Is it possible to get it sorted?

Recall now Gaddis’s hero Ezra Pound. From Tom McCarthy’s essay on synthesis, “Transmission and the Individual Remix”:

With the Cantos, he kept up this furious enterprise for five whole decades, ramping its intensity up and up until the overload destroyed him, blew his mind to pieces, leaving him to murmur, right toward the end: “I cannot make it cohere.”

It is the reader’s job to make Agapē Agape cohere.

8. “when I get this property divided up and the business and worries that go with it”

Agapē Agape may be said to have a few formalizing plots beyond its object of synthesizing Western culture vis-à-vis art and entertainment.

One of these formalizing elements is the idea of an old man divvying up his property to his daughters. Oh, hey, King Lear anyone? What’s most interesting to me about this plot (okay, more of a motif really) is that it’s the only allusive device that the narrator doesn’t remark upon. We have a narrator who’s trying to control all these notes and clippings, all these scraps of culture, a narrator with a sharp (if distracted intelligence) who nevertheless fails to remark upon the fact that his personal circumstances echo the great dismal swan song of English literature. King Lear: madness, unraveling, degeneracy, death, entropy.

9. “while they keep me here to be cut up and scraped and stapled and cut up again my damn leg look at it, layered with staples like that old suit of Japanese armour in the dining hall feel like I’m being dismantled piece by piece,”
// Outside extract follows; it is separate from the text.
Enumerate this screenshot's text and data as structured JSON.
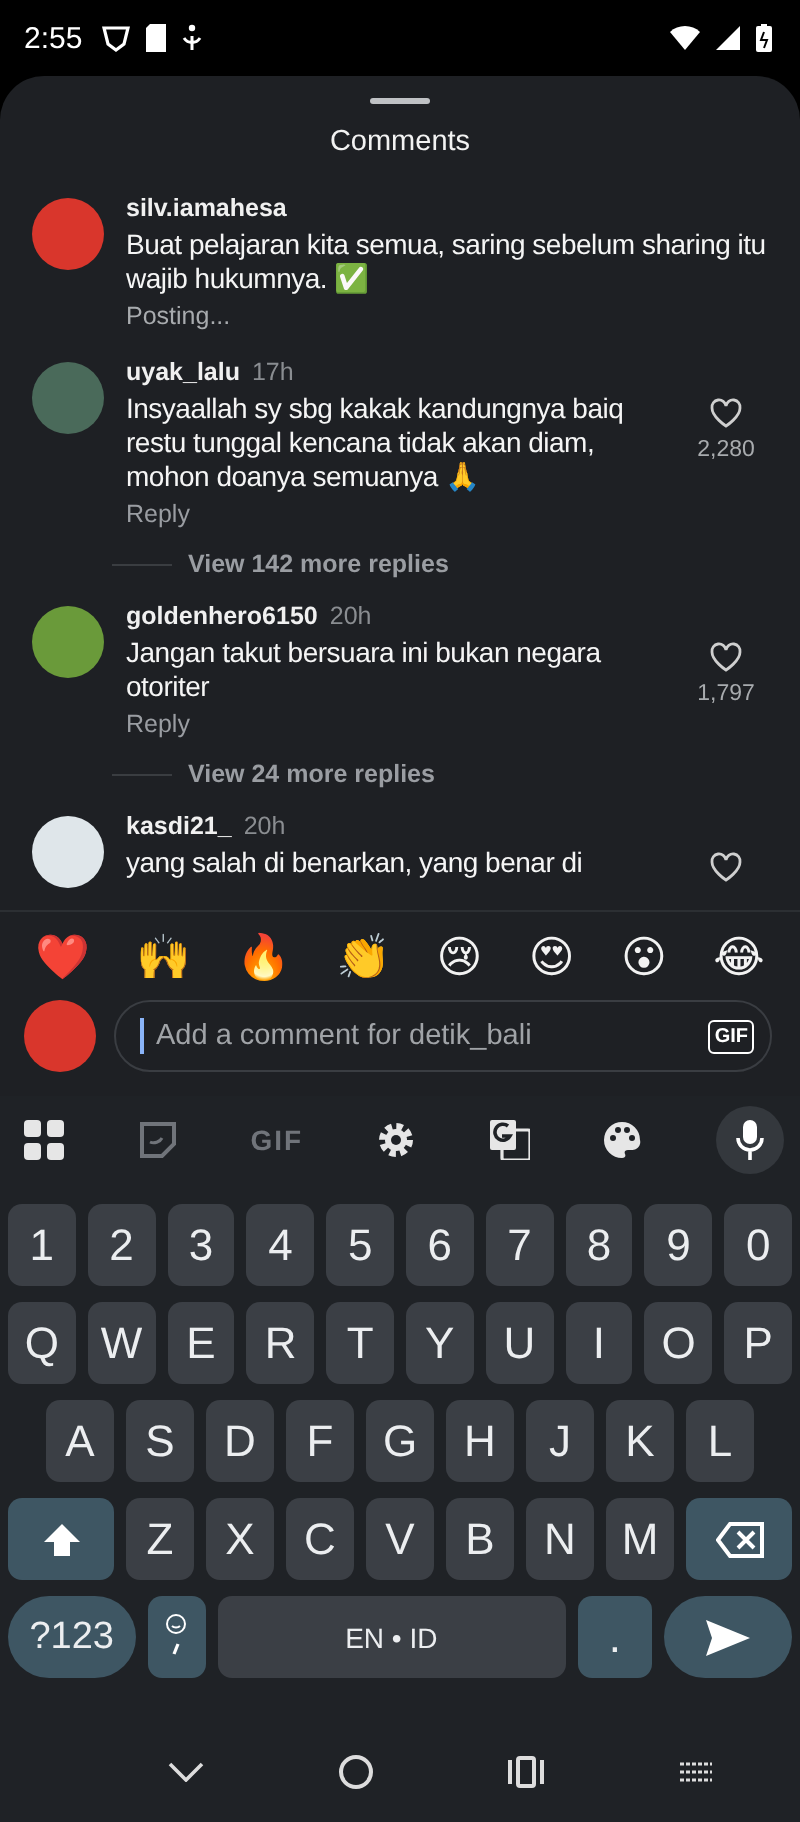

Another formalizing element in Agapē Agape are the health issues the narrator faces, presumably a series of surgeries that involve at least one of his legs. The motif of surgeries, of transplants, and implants runs throughout The Recognitions and J R as well. In The Recognitions we get poor Stanley’s mother’s amputated leg, another strange reliquary trace floating through the text. In J R, we get Cates prepped for a heart transplant, yet another organ transferral for this massive man. There’s the idea here of borrowed parts, that humans might not be “natural,” cohesive entities but rather a collection of parts that may be swapped out. Again, synthesis in the face of break down; the surgeon as entropy repairman.

10. “houses, cottages, stables orchards and all the damn decisions and distractions I’ve got the papers land surveys deeds and all of it right in this heap somewhere, get it cleared up and settled before everything collapses and it’s all swallowed up by lawyers and taxes like everything else because that’s what it’s about,”

Here, the personal, the concrete, the immediate, and the real tips into what Gaddis took to be the grand subject of his corpus—collapse, chaos, entropy. Spelled out clearly in the next line:

11. “that’s what my work is about, the collapse of everything, of meaning, of values, of art, disorder and dislocation wherever you look, entropy drowning everything in sight,”

I don’t think commentary from me is necessary here. Instead, let me share a quote from Gibbs in J R, ranting to his young students:

Before we go any further here, has it ever occurred to any of you that all this is simply one grand misunderstanding? Since you’re not here to learn anything, but to be taught so you can pass these tests, knowledge has to be organized so it can be taught, and it has to be reduced to information so it can be organized do you follow that? In other words this leads you to assume that organization is an inherent property of the knowledge itself, and that disorder and chaos are simply irrelevant forces that threaten it from the outside. In fact it’s the opposite. Order is simply a thin, perilous condition we try to impose on the basic reality of chaos . . .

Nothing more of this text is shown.